Dass eine Immobile niemals ohne Vertrag gekauft werden sollte, dürfte selbstverständlich sein. Doch die Wenigsten wissen, dass in Ländern wie Italien, Frankreich und Spanien auch privatschriftliche Kaufverträge ohne notarielle Beurkundung verbindlich sind. Trotzdem sollten Sie immer einen Anwalt bzw. Notar hinzuziehen, um späteren Ärger zu vermeiden.

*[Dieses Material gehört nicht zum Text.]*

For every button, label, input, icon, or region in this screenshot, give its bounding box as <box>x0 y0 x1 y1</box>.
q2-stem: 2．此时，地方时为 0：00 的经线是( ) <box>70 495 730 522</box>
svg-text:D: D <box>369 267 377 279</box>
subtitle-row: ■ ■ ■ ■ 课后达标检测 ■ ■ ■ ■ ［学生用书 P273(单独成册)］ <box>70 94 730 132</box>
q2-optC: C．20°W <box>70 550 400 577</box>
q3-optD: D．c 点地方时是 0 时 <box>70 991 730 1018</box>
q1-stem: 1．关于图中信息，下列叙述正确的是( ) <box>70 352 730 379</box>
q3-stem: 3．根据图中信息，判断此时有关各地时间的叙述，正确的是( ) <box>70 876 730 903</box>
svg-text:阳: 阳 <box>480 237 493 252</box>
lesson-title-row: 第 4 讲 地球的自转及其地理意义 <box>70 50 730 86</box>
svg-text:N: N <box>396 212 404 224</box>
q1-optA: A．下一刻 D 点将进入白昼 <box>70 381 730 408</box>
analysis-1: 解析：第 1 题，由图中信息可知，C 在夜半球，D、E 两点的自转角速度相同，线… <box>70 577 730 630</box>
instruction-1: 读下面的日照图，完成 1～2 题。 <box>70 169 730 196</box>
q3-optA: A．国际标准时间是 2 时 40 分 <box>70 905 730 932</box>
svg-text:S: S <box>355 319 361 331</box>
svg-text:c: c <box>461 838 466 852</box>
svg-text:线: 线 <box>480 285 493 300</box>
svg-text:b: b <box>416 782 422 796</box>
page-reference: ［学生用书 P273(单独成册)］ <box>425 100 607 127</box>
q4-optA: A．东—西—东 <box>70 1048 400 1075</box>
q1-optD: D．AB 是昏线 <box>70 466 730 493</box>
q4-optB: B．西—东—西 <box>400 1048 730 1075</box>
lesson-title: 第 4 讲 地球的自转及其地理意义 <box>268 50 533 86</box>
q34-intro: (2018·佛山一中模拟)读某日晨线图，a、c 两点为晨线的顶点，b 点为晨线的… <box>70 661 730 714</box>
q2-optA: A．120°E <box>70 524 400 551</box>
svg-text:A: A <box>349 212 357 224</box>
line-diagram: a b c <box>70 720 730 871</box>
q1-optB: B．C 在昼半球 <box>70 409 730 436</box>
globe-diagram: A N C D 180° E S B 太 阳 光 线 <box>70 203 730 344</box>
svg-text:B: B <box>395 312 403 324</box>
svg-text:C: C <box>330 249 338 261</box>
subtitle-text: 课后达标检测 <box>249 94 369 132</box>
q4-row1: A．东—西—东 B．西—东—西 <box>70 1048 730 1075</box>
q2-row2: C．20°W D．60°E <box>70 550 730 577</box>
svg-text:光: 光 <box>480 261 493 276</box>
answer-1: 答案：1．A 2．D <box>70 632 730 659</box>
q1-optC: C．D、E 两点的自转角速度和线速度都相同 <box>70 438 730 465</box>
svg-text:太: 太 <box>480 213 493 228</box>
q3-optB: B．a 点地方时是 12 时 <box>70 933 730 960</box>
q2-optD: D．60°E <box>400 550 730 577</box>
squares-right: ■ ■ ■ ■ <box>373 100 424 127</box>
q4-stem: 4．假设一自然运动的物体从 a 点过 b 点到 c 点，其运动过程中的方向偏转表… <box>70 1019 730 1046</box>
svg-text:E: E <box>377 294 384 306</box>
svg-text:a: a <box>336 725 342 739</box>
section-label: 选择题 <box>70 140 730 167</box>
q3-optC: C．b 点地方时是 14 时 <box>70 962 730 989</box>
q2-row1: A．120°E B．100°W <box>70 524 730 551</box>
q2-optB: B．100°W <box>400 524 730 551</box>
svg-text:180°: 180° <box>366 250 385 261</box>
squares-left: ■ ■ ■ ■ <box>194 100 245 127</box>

Klären Sie unbedingt auch ab, was im Grundbuch eingetragen ist. Nicht dass sich nach Jahren herausstellt, dass das Grundstück viel kleiner ist, oder die vorhandenen Bauten abgerissen werden müssen, weil nie eine Genehmigung hierfür vorlag.

Auch an die Folgekosten denken!

Denken Sie auch daran, dass Sie nicht immer selbst vor Ort sein können. Daher müssen Sie in der Regel jemanden mit der Vermietung, Verwaltung und Pflege des Objektes beauftragen. In den meisten Ferienregionen gibt es hierfür Agenturen, allerdings kann dies bis zu 20 Prozent der Einnahmen kosten.